“Iya, pasti Ndri, gue akan ke bandara besok sebelum ke kantor,”
“Lo boleh ajak Tari. Dia sempurna buat lo,” ujar Andri seraya bangkit dari sofanya. “See you tomorrow Nggar, thank you for coming. And, you know, sorry,”
Hanggar tersenyum, dan menepuk bahu Andri, “At least, lo jujur, Ndri,”
Andri tersenyum pahit, kemudian berbalik melangkah menuju pintu keluar.
“Ndri!” panggil Hanggar.
Andri menoleh.
“Jangan hapus akun Skype gue di sana ya, suatu saat gue bakal ngenalin lo sama anak cucu gue. Hahaha,”

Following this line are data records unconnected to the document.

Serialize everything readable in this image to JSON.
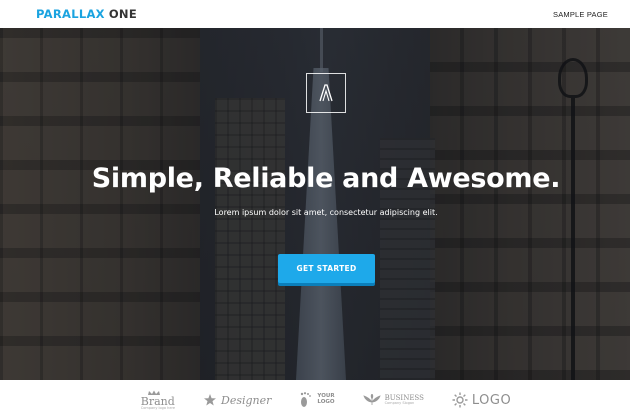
{
  "header": {
    "brand_part1": "PARALLAX",
    "brand_part2": "ONE",
    "nav_link": "SAMPLE PAGE"
  },
  "hero": {
    "logo_glyph": "Λ",
    "title": "Simple, Reliable and Awesome.",
    "subtitle": "Lorem ipsum dolor sit amet, consectetur adipiscing elit.",
    "cta_label": "GET STARTED"
  },
  "logos": {
    "brand_main": "Brand",
    "brand_small": "Company logo here",
    "designer": "Designer",
    "your_line1": "YOUR",
    "your_line2": "LOGO",
    "business_main": "BUSINESS",
    "business_small": "Company Slogan",
    "logo_text": "LOGO"
  },
  "colors": {
    "accent": "#1ea9ea",
    "brand_blue": "#1aa3e0"
  }
}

“Hahaha. I will do the same, but.. Yeah, maybe later. Time heals,” sahutnya sambil tersenyum. “Bye, Nggar!”
Hanggar masih terduduk di sofanya, menyaksikan sosok Andri keluar kafe dan menuju Civic hitamnya yang terparkir di parkiran tanpa memperhatikan derasnya hujan yang turun dan membasahi tubuhnya.

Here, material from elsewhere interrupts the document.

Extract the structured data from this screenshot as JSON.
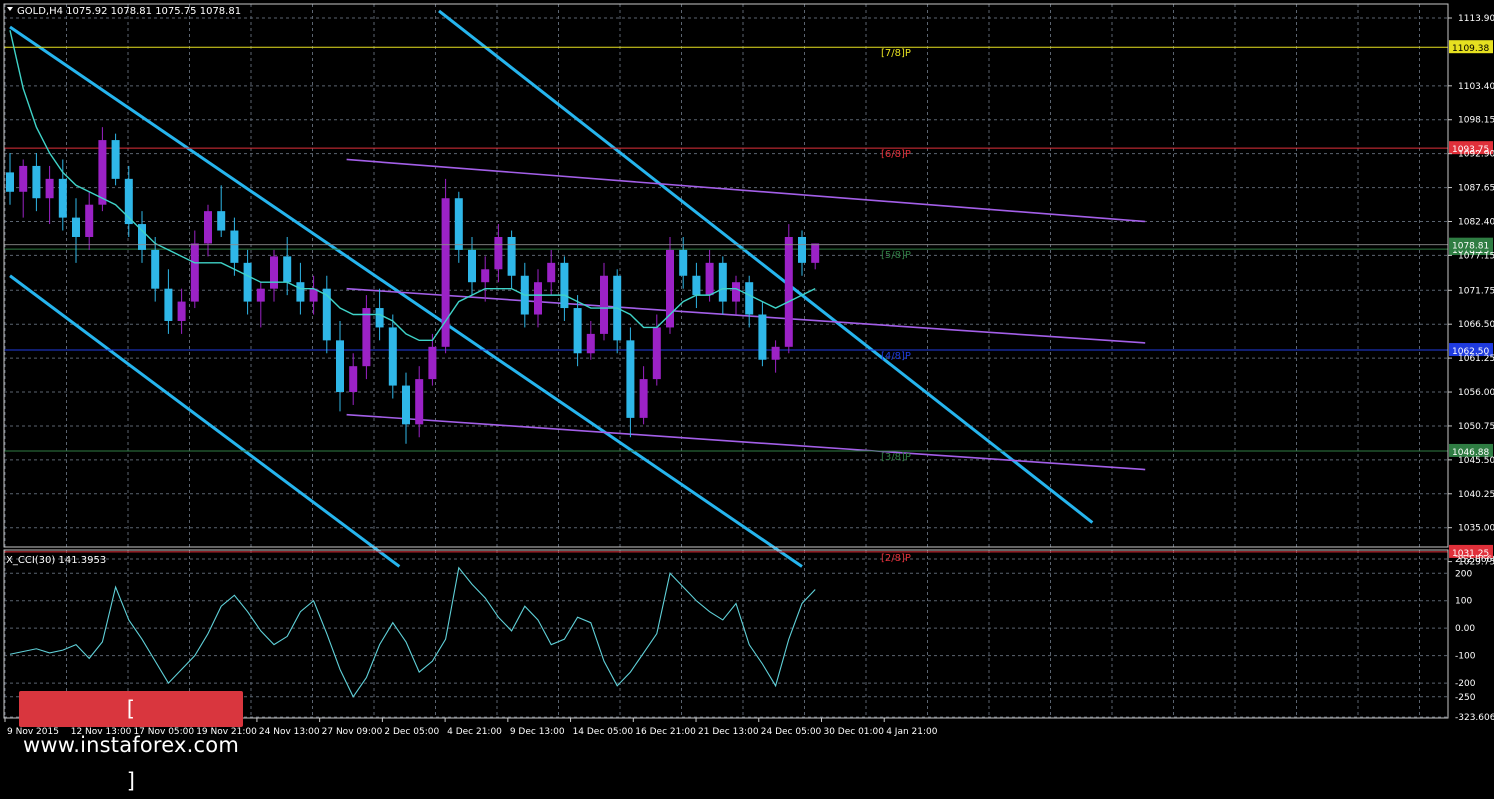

Betapa mengejutkannya sore ini. Dan Hanggar masih saja terperangah bagaimana bisa selama 12 tahun ia tidak pernah tahu, bahwa sahabatnya ternyata memendam perasaan. Sahabat terdekatnya. Sahabat tempatnya bercerita ini itu. Sahabat yang dulu sama-sama menjadi senior idola junior-junior sekolah. Sahabat yang bahkan awalnya sempat ditaksir oleh Tari.
Sahabatnya yang tampan, Andriano Stevo.
15:55. Di satu sudut kafe di kawasan Kemang.
Masih hujan. Basah kuyup. Dan dingin.